Biliyorsunuz ülkemizin dört bir yanı Türk ve Türkiye düşmanları ile sarılı. Buna bütün komşularımızın tamamı dahil. Anlayacağınız hiçbiri bizim ne dostumuz ne güvenebileceğimiz müttefikimiz. Ellerinden geldiği anda kuyumuzu kazmak için her yolu, her türlü fırsatı kullanıyorlar.
Özellikle Güneydoğu sınırımız tam bir ateş cehennemi ve burada Türkiye dışında bütün ülkeler söz sahibi olma peşinde. Başta Amerika ve Rusya olmak üzere bunlar zaten bu işin baş aktörü ve baş sorumlusu. Bu iki ülke yüzünden bugün Irak ve Suriye’de kan ve gözyaşı dinmiyor.
Kanımca Rusya ve Amerika birbirlerine nispet yapmak ve kim daha güçlü demek için Suriye’de taş üstünde taş bırakmadılar ve her yeri bombalayıp bu insanları mülteci durumuna düşürdüler.

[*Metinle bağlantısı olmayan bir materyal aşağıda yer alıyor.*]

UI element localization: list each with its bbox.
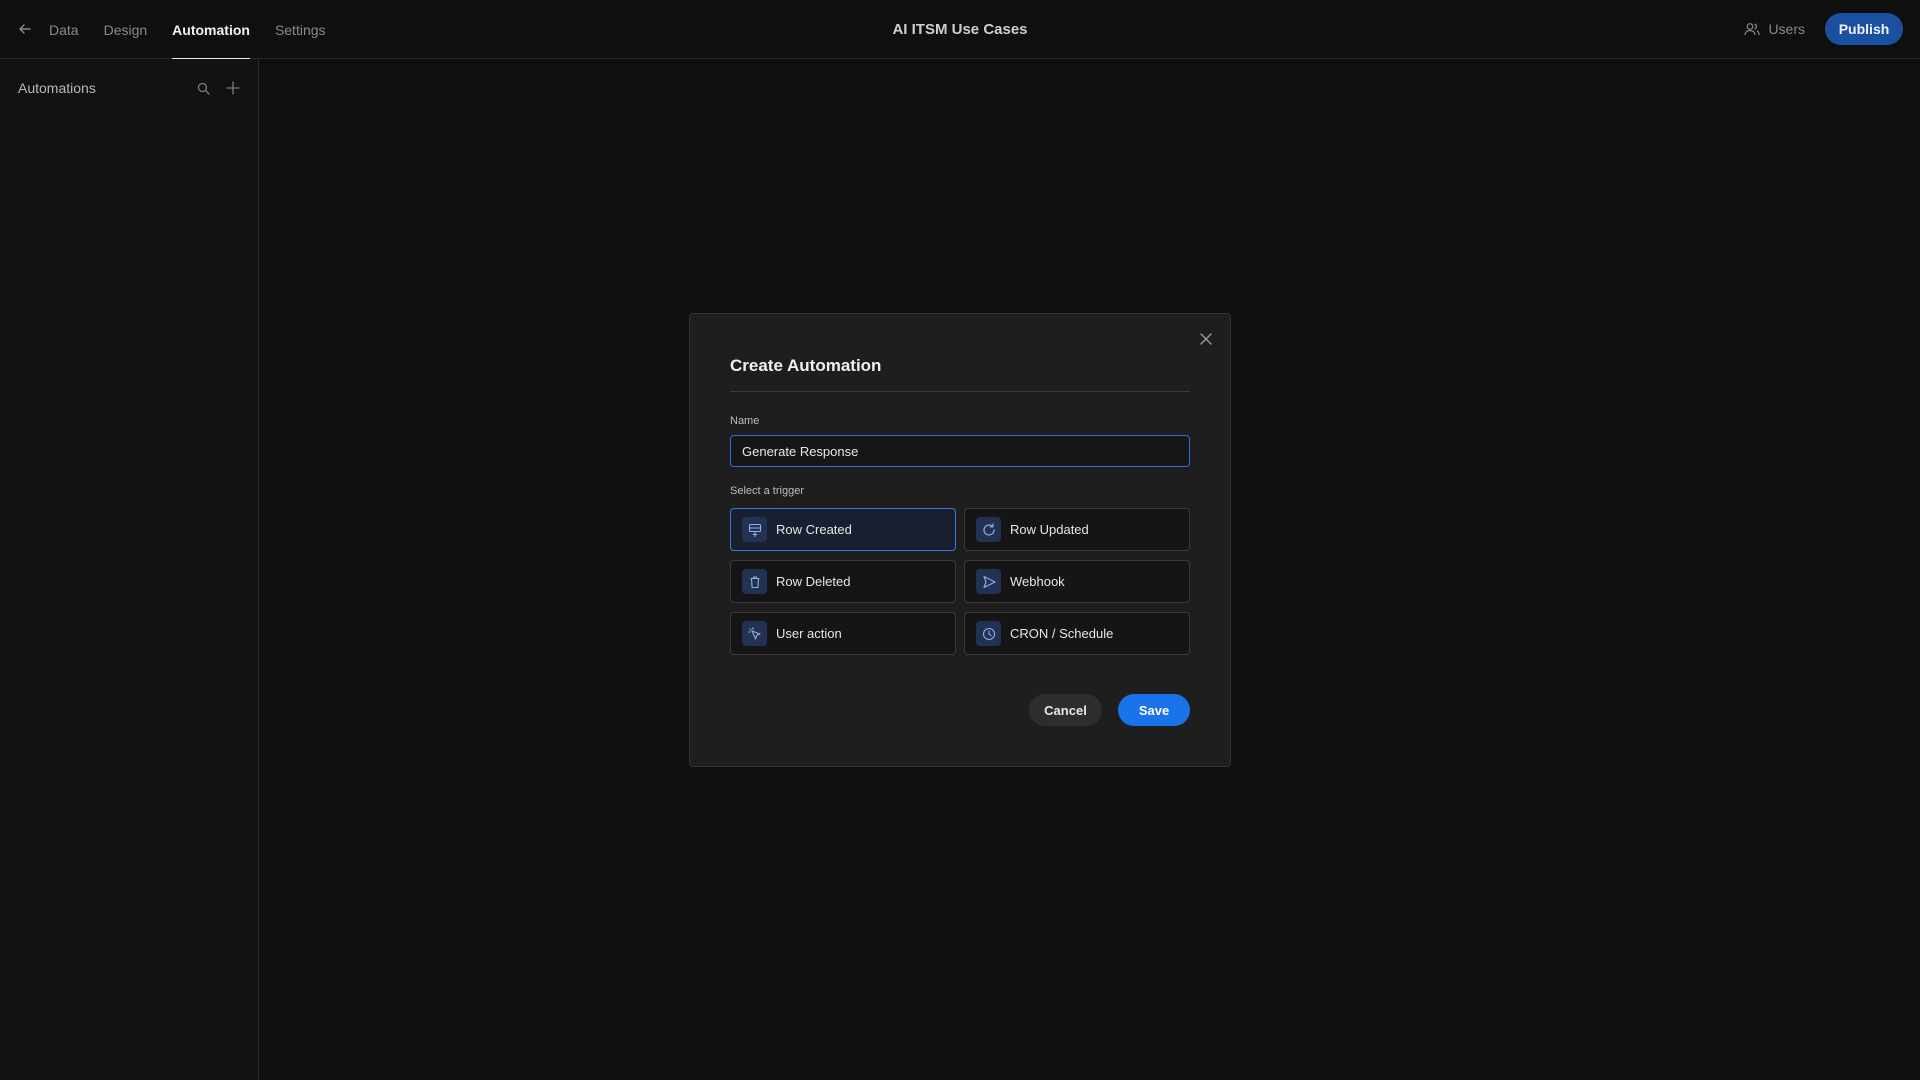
top-nav: Data Design Automation Settings [49,0,351,60]
cancel-button[interactable]: Cancel [1029,694,1102,726]
trigger-label: Select a trigger [730,485,804,497]
modal-title: Create Automation [730,356,882,375]
users-button[interactable]: Users [1744,18,1805,40]
trigger-label-webhook: Webhook [1010,574,1065,589]
tab-automation[interactable]: Automation [172,0,250,60]
sidebar-header: Automations [18,76,243,100]
top-bar: Data Design Automation Settings AI ITSM … [0,0,1920,60]
send-icon [976,569,1001,594]
trigger-cron-schedule[interactable]: CRON / Schedule [964,612,1190,655]
sidebar-title: Automations [18,80,96,96]
trigger-row-created[interactable]: Row Created [730,508,956,551]
tab-design[interactable]: Design [104,0,148,59]
close-icon[interactable] [1196,329,1216,349]
name-label: Name [730,415,760,427]
search-icon[interactable] [193,78,213,98]
name-input[interactable] [730,435,1190,467]
trigger-label-cron-schedule: CRON / Schedule [1010,626,1114,641]
save-button[interactable]: Save [1118,694,1190,726]
sidebar: Automations [0,59,259,1080]
clock-icon [976,621,1001,646]
trigger-row-updated[interactable]: Row Updated [964,508,1190,551]
publish-button[interactable]: Publish [1825,13,1903,45]
plus-icon[interactable] [223,78,243,98]
create-automation-modal: Create Automation Name Select a trigger … [689,313,1231,767]
tab-data[interactable]: Data [49,0,79,59]
trigger-user-action[interactable]: User action [730,612,956,655]
trigger-grid: Row Created Row Updated Row Deleted Webh… [730,508,1190,655]
trash-icon [742,569,767,594]
cursor-click-icon [742,621,767,646]
modal-divider [730,391,1190,392]
users-icon [1744,22,1761,36]
trigger-label-row-deleted: Row Deleted [776,574,851,589]
tab-settings[interactable]: Settings [275,0,326,59]
refresh-icon [976,517,1001,542]
trigger-webhook[interactable]: Webhook [964,560,1190,603]
arrow-left-icon[interactable] [16,19,34,39]
trigger-label-row-updated: Row Updated [1010,522,1089,537]
users-label: Users [1768,21,1805,37]
trigger-row-deleted[interactable]: Row Deleted [730,560,956,603]
trigger-label-row-created: Row Created [776,522,852,537]
row-created-icon [742,517,767,542]
trigger-label-user-action: User action [776,626,842,641]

Hal böyle olunca Türkiye sınırını savunmak ve daha fazla mültecinin ülkemize gelmesini önlemek için askeri operasyonlar düzenliyor.
Bu operasyonlarda gönül arzu etmiyor fakat şehitlerimiz ve yaralı askerlerimiz oluyor. İdlib’den gelen şehit haberi bütün ülkemizin yüreğini yaktı. İdlib'de rejim güçlerinin düzenlediği hava saldırısında 33 kahraman askerimiz olurken, 32’si de yaralandı. Belki şehit sayısı yükselecek bunu ilerleyen günlerde göreceğiz fakat tek temennim bunun 33’le sınırlı kalması.

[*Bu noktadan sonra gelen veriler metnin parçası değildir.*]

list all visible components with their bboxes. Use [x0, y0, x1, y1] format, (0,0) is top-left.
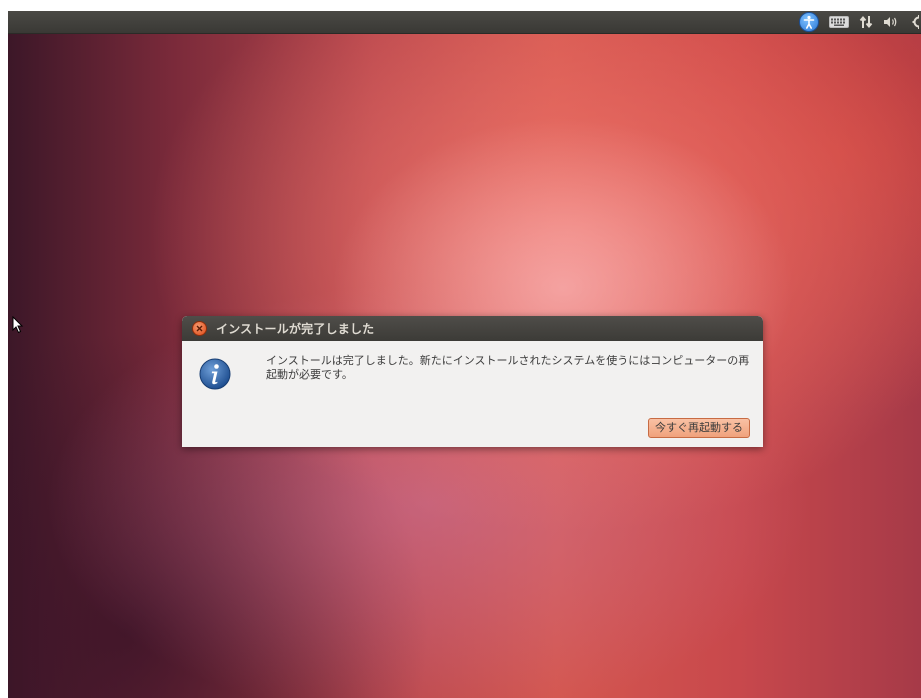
- close-icon: [196, 325, 203, 332]
- dialog-titlebar: インストールが完了しました: [182, 316, 763, 341]
- accessibility-icon[interactable]: [799, 11, 819, 33]
- keyboard-icon[interactable]: [829, 11, 849, 33]
- network-icon[interactable]: [859, 11, 873, 33]
- indicator-area: [799, 11, 921, 33]
- info-icon: [199, 358, 231, 390]
- install-complete-dialog: インストールが完了しました インストールは完了しました。新たにインストールされた…: [182, 316, 763, 447]
- close-button[interactable]: [192, 321, 207, 336]
- restart-now-button[interactable]: 今すぐ再起動する: [648, 418, 750, 438]
- dialog-body: インストールは完了しました。新たにインストールされたシステムを使うにはコンピュー…: [182, 341, 763, 447]
- volume-icon[interactable]: [883, 11, 899, 33]
- dialog-message: インストールは完了しました。新たにインストールされたシステムを使うにはコンピュー…: [266, 354, 750, 381]
- dialog-title: インストールが完了しました: [216, 322, 375, 336]
- screen: インストールが完了しました インストールは完了しました。新たにインストールされた…: [8, 11, 921, 698]
- settings-icon[interactable]: [909, 11, 919, 33]
- mouse-pointer-icon: [12, 315, 24, 334]
- top-panel: [8, 11, 921, 34]
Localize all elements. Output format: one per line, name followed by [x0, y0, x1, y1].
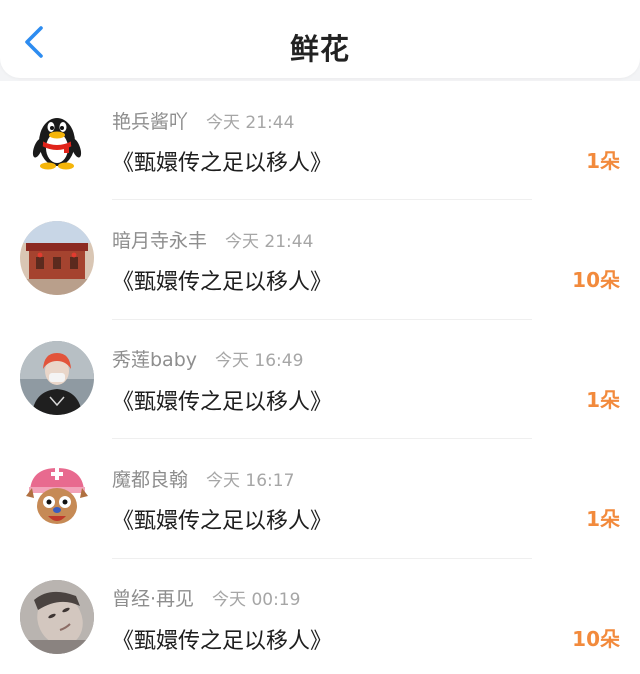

Bu saldırının ardından dost gibi görünen fakat her fırsatta Suriye’ye destek veren ve onları cesaretlendiren Rusya sözde saldırıyı kınamış ve çok üzgün olduklarını söylemişler. Artık bu yalanlara kimse inanmıyor çünkü oradaki çıbanbaşı Rusya’dır. Rusya Savunma Bakanlığı'ndan yapılan ilk açıklamada, “Rus uçakları Türk askerinin vurulduğu bölgede kullanılmadı. Türk askeri olmaması gereken bölgede rejim jetlerince vuruldu. Türkiye'nin kayıpları sonrası ateşkesi uygulamaya hazırız” denilmesi artık çok geç bir karardır.
Buradan artık geri dönüş yoktur. Artık hiçbir şey eskisi gibi olmayacak ve Türkiye kararlılığını ortaya koyacak ve en sert şekilde bunu yapanları cezalandıracaktır. Çünkü ok yaydan çıktı artık ve geri dönüşü olmayacaktır.
Türkiye belki de en doğru kararı ilk kez saldırı sonrası aldı ve sınırları açarak mültecilerin hem karadan hem denizden istedikleri ülkelere gitmelerine izin verdi aslında bunda geç bile kaldık. Biz mülteciler için milyarlarca dolar harcayalım bakalım insanlık edelim, Avrupalılar iki mülteci geldi mi elleri ayakları tutuşuyor ve istemiyorlar. Şimdiye kadar biz baktık bundan sonra kendileri baksın ve uğraşsın.
Yani bir ülkeye her türlü kötülüğü yapın, her türlü düşmanlığı yapın sonra kalkın saldırıyı yalandan kınayın ve Türkiye’nin yanındayız deyin. Bu ayakları artık bırakın bu ayakları kimse yemiyor.
Gün birlik günüdür, gün beraberlik içinde birbirimize kenetlenmek günüdür ve birbirimize sarılmak günüdür. Aziz milletimizin başı sağolsun, şehitlerimize Cenab-ı Allah’tan rahmet yakınlarına baş sağlığı diliyorum.